Le Ciel a produit les différentes sortes de grains pour la nourriture de l’homme : si l’on en use avec trop de réserve, l’on souffre la faim ; si on n’en prend point du tout, on n’est pas longtemps en vie. Il faut donc user de ces biens : mais est-il permis de les dissiper, comme font la plupart des riches, qui ne daignent pas veiller sur leurs domestiques, lesquels en font un prodigieux dégât ? Combien a-t-on vu de ces dissipateurs punis par les plus terribles fléaux, par les inondations, par les incendies, souvent même frappés de la foudre, pour avoir par cette négligence irrité la colère du Tien ? Tcho fan tien nou.

Ces grains qu’on dissipe de la sorte, sont durant trois saisons de l’année le fruit des rudes travaux des laboureurs. Voyez leurs pieds et leurs mains pleines de calus, et jugez de leur fatigue. Qui est celui-là, disaient nos pères, qui pense que tous les grains de riz qu’on lui sert dans un plat, ont été arrosés des sueurs de l’infatigable laboureur ?

Les cinq parties nobles de l’homme sont au-dedans du corps : on connaît qu’elles sont attaquées par la couleur du visage, et en tâtant le pouls. De même en entrant dans la salle d’une maison, vous jugerez aisément par les dehors, de ce qui se passe dans l’intérieur. Si le bon vieillard accourt lui-même pour vous recevoir, c’est signe que ses enfants n’ont ni naturel ni éducation. Voulez-vous juger si la maîtresse du logis est laborieuse et économe ? Voyez de quelle manière les enfants sont entretenus.

Dans le monde il y a différentes professions qu’on peut embrasser ; il y en a de bonnes, il y en a de dangereuses, et de mauvaises. Si vous choisissez les premières, votre cœur se maintiendra dans la vertu : si vous vous engagez dans les deux autres, il se pervertira. Ce premier choix est important pour toute la suite de la vie.

Un projet de plus que l’on forme, c’est une infinité de soins de plus, auxquels on se livre. Un homme qui a fait fortune, se propose de goûter les plaisirs qu’elle lui offre : il songe à bâtir, à avoir des jardins et des lieux de plaisance, à entendre des concerts, et à mener une vie voluptueuse. Qu’il serait bien plus heureux, s’il savait se borner !

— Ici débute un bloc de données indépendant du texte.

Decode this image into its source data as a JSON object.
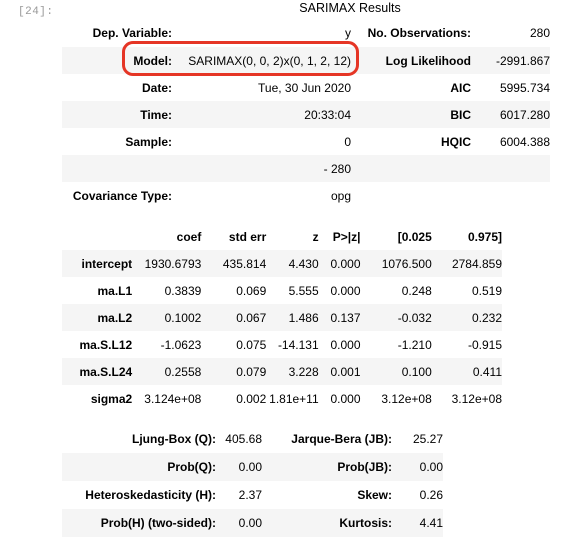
{
  "cell": {
    "prompt": "[24]:"
  },
  "summary": {
    "title": "SARIMAX Results",
    "info_rows": [
      {
        "l1": "Dep. Variable:",
        "v1": "y",
        "l2": "No. Observations:",
        "v2": "280"
      },
      {
        "l1": "Model:",
        "v1": "SARIMAX(0, 0, 2)x(0, 1, 2, 12)",
        "l2": "Log Likelihood",
        "v2": "-2991.867"
      },
      {
        "l1": "Date:",
        "v1": "Tue, 30 Jun 2020",
        "l2": "AIC",
        "v2": "5995.734"
      },
      {
        "l1": "Time:",
        "v1": "20:33:04",
        "l2": "BIC",
        "v2": "6017.280"
      },
      {
        "l1": "Sample:",
        "v1": "0",
        "l2": "HQIC",
        "v2": "6004.388"
      },
      {
        "l1": "",
        "v1": "- 280",
        "l2": "",
        "v2": ""
      },
      {
        "l1": "Covariance Type:",
        "v1": "opg",
        "l2": "",
        "v2": ""
      }
    ],
    "coef_headers": [
      "",
      "coef",
      "std err",
      "z",
      "P>|z|",
      "[0.025",
      "0.975]"
    ],
    "coef_rows": [
      [
        "intercept",
        "1930.6793",
        "435.814",
        "4.430",
        "0.000",
        "1076.500",
        "2784.859"
      ],
      [
        "ma.L1",
        "0.3839",
        "0.069",
        "5.555",
        "0.000",
        "0.248",
        "0.519"
      ],
      [
        "ma.L2",
        "0.1002",
        "0.067",
        "1.486",
        "0.137",
        "-0.032",
        "0.232"
      ],
      [
        "ma.S.L12",
        "-1.0623",
        "0.075",
        "-14.131",
        "0.000",
        "-1.210",
        "-0.915"
      ],
      [
        "ma.S.L24",
        "0.2558",
        "0.079",
        "3.228",
        "0.001",
        "0.100",
        "0.411"
      ],
      [
        "sigma2",
        "3.124e+08",
        "0.002",
        "1.81e+11",
        "0.000",
        "3.12e+08",
        "3.12e+08"
      ]
    ],
    "diag_rows": [
      {
        "l1": "Ljung-Box (Q):",
        "v1": "405.68",
        "l2": "Jarque-Bera (JB):",
        "v2": "25.27"
      },
      {
        "l1": "Prob(Q):",
        "v1": "0.00",
        "l2": "Prob(JB):",
        "v2": "0.00"
      },
      {
        "l1": "Heteroskedasticity (H):",
        "v1": "2.37",
        "l2": "Skew:",
        "v2": "0.26"
      },
      {
        "l1": "Prob(H) (two-sided):",
        "v1": "0.00",
        "l2": "Kurtosis:",
        "v2": "4.41"
      }
    ]
  },
  "highlight": {
    "color": "#e53525"
  }
}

Est-ce se conduire en homme raisonnable, que de vouloir passer une petite partie de la vie dans des joies excessives, et le reste de ses jours dans la tristesse et le chagrin ? Ce peu de beaux jours étant une fois écoulés, on ne voit plus ce visage épanoui comme autrefois : on ne voit qu’une mine renfrognée, des sourcils froncés, et un front ridé : on paraît tout à coup comme un arbre devenu sec et stérile.